08 February 2009

Books: The Appeal by John Grisham

In the hyper-reality world that John Grisham usually portrays in his legal thrillers, most (if not all) lawyers are crooked, evil and only care about money. Even in his Author’s Note in The Appeal, Grisham defends his home state of Mississippi, but does say there is a “lot of truth” in his story about how to rig an election. The blow-by-blow account sounds sadly way to real, and could make someone like me further question politics on both sides of coin.

And while, in typical Grisham fashion, his characters are all stick figures, his talents lay in creating a plausible story of corruption at the heart of the American judicial system. He lays out how easily, it seems, Americans can be duped into supporting candidates without really understanding -or even caring - what they truly stand for.

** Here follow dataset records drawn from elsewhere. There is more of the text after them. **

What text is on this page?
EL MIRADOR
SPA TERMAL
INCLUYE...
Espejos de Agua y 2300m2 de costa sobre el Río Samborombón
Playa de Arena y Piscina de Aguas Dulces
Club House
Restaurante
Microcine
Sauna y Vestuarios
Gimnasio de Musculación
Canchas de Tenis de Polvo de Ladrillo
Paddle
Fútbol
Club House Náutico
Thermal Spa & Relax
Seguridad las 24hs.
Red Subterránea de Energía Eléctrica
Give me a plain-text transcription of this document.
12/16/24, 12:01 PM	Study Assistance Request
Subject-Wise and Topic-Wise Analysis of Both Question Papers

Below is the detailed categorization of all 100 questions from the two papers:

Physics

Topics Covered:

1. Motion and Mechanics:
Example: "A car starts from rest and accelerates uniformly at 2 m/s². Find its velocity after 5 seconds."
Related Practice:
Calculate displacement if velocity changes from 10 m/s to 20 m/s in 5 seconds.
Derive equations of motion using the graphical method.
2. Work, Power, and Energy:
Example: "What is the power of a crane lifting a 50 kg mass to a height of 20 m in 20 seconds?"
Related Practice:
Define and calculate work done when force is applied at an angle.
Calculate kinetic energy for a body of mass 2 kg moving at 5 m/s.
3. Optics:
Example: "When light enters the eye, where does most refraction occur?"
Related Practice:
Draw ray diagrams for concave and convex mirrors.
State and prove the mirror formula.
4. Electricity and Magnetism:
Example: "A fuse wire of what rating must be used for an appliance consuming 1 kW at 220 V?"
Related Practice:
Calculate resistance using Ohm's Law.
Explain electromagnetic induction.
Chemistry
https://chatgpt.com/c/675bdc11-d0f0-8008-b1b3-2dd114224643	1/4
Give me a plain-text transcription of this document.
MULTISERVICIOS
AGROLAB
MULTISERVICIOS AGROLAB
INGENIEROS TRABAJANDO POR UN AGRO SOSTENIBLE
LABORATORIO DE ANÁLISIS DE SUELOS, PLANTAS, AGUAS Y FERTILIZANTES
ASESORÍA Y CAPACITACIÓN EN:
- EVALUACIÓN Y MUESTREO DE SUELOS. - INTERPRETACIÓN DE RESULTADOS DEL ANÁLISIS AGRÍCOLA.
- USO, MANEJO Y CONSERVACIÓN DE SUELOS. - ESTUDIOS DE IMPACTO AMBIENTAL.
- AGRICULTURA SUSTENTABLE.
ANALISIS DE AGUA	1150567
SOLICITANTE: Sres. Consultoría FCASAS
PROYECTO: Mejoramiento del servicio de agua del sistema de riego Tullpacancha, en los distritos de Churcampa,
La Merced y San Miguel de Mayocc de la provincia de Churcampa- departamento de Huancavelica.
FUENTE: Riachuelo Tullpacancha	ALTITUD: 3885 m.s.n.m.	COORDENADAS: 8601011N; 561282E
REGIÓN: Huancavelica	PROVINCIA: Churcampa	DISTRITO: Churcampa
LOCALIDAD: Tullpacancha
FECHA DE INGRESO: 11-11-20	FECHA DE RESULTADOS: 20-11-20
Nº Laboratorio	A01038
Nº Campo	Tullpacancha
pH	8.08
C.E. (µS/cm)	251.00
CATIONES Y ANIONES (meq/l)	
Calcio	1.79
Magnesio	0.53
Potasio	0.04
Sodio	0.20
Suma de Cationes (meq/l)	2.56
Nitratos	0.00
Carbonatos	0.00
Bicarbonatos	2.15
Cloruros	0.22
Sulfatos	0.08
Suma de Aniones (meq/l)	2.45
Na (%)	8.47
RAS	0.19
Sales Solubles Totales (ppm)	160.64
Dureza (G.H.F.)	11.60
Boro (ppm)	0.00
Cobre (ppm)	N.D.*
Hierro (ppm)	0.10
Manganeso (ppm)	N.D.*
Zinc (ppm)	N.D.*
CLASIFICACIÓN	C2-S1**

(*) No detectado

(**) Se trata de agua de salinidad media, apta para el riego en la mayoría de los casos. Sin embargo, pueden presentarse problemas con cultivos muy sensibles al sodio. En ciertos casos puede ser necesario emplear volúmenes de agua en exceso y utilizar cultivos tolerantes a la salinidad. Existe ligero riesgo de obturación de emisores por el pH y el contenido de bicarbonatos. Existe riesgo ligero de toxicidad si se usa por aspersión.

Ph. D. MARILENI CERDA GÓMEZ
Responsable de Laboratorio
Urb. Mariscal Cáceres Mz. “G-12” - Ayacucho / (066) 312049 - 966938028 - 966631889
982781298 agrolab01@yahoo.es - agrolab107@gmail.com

All it takes, it seems is just throw out a few fear inducing ideology Easter eggs like gay marriage, gun control and the death penalty (which Grisham writes is ironic that the ones on the Right, who fight abortion, will also be the first to support the death penalty) and people ignore that maybe, just maybe, their candidates rise to power has nothing to do with up holding the Constitution, but to be in the pockets of people who have way too much money and time on their hands.

The Appeal is Grishman’s best book in years and gets the sour taste left out of my ,mouth by the atrocious Playing for Pizza.